To further demonstrate that PA2826 mediates the altered resistance/sensitivity to H2O2/paraquat, we generated a PA2826-ospR null mutant strain (ΔPA2826-ospR), as described in Experimental procedures. Stress plate assay indicated no significant difference in resistance/sensitivity to H2O2/paraquat between the ΔPA2826-ospR strain and the wild-type MPAO1 strain. Moreover, the introduction of p-PA2826 to the ΔPA2826-ospR strain led to increased resistance to H2O2 and increased sensitivity to paraquat when compared with the ΔPA2826-ospR strain harbouring pAK1900 (Fig. S4). These results showed that OspR contributes to the oxidative stress response of P. aeruginosa and this process is mediated through PA2826.
PA2826 encodes a glutathione peroxidase (GPx) that catalyses the reduction of hydroperoxides, including H2O2, by using glutathione, and functions to protect bacterial cells from oxidative damage. To examine this role, we measured the redox state of the GSH/glutathione disulphide (GSSG) couple in MPAO1/pAK1900, ΔospR/pAK1900, ΔospR/p-ospR and MPAO1/p-PA2826 strains, respectively, when bacteria were grown to an early stationary phase (OD600 = 2.2–2.3). As a result, ΔospR/p-ospR displayed a similar GSH/GSSG ratio as that of wild-type MPAO1/pAK1900. However, both ΔospR/pAK1900 and MPAO1/p-PA2826 exhibited a 1.7-fold and 5.5-fold higher intracellular GSH/GSSG ratio compared with that of the wild-type strain.
Genetic evidence indicates that OspR regulates the expression of PA2826 (Fig. 1A). In order to probe the putative OspR binding site, we examined the PA2827–PA2826 intergenic region. An AT-rich inverted repeat sequence, 5′-ttcaatcaagttgtgtgcAATTgAATTgcgagctactt tattt-3′ (B2, uppercase letters indicate the conserved inverted repeat), was found (Fig. 2A). It is well known that the MarR family proteins specifically bind palindromic or pseudopalindromic sites using conserved winged helix fold (Wilkinson and Grove, 2006; Newberry et al., 2007). The inverted repeat overlaps the core promoter elements for PA2826 (Fig. 2A). The direct interaction of OspR with PA2826 promoter was tested by gel mobility shift assay using purified 6His-OspR and a 43 bp DNA fragment (B2) containing the putative OspR binding site. As shown in Fig. 2B, OspR bound to the 43 bp PA2826 promoter sequence in the presence of non-specific salmon sperm DNA, while failed to shift a 43 bp DNA fragment (B1: 5′-agagcgacgacccgtctttggttcgggtcgtttttcattcaat-3′, Fig. 2A) of the Rho-independent terminator sequence as a control (data not shown).

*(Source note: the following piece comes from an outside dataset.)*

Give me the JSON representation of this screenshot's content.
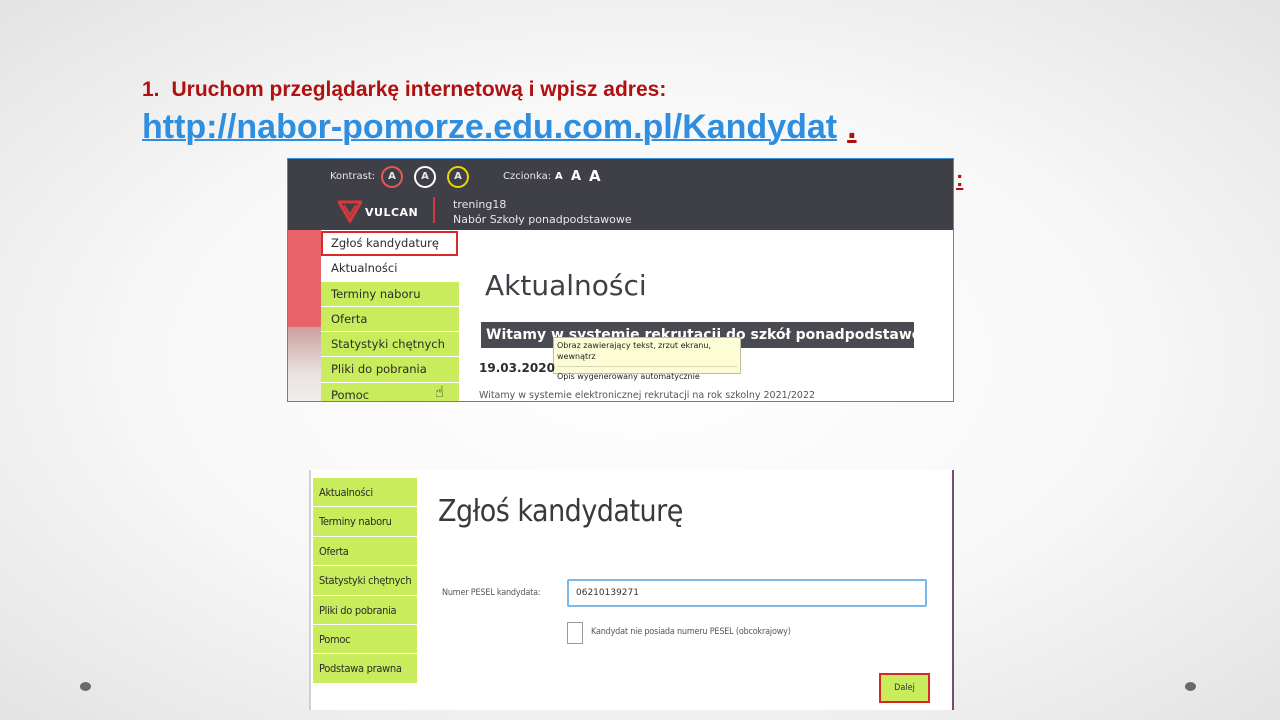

We have shown that OspR contributes to bacterial oxidative stress response through regulating the expression of PA2826. To further assess whether ospR responds to oxidative stress, we treated P. aeruginosa MPAO1 (log phase, OD600 = 1.2–1.5) with different amounts of H2O2 for 10 min. Subsequently, the bacterial cells were harvested and the total RNAs were isolated. Northern blot analysis showed elevated transcripts of PA2826 and ospR when the wide-type bacterial cells were treated with H2O2 as compared with the untreated bacteria (Fig. 2C). The transcription enhancements of PA2826 and ospR are positively correlated with the concentrations of H2O2 applied to the bacterium. Increased transcriptions of PA2826 mRNA were also observed when P. aeruginosa MPAO1 was treated with paraquat. As shown in Fig. 2D, the expression of PA2826 is significantly induced by 0.05 µM paraquat in Luria–Bertani (LB) medium; however, unlike the situation with H2O2, higher concentrations of paraquat failed to further induce the expression of PA2826. We currently do not have an explanation for this observation with the paraquat treatment. Since increased transcription of PA2826 is also detected in the ΔospR strain (Fig. 1A), it is reasonable to suggest that OspR represses PA2826-ospR, and oxidation with H2O2 leads to dissociation of OspR from the promoter DNA and de-repression of PA2826 in P. aeruginosa. To confirm this hypothesis, we performed gel mobility shift assay with 6His-OspR and the same 43 bp promoter DNA fragment (B2) used in Fig. 2B. Addition of H2O2 or cumene hydroperoxide (CHP) led to dissociation of OspR from the DNA (Fig. 2E). In addition, the binding of OspR to the promoter DNA could be restored by the addition of excess reducing agent (DTT) (Fig. 2E).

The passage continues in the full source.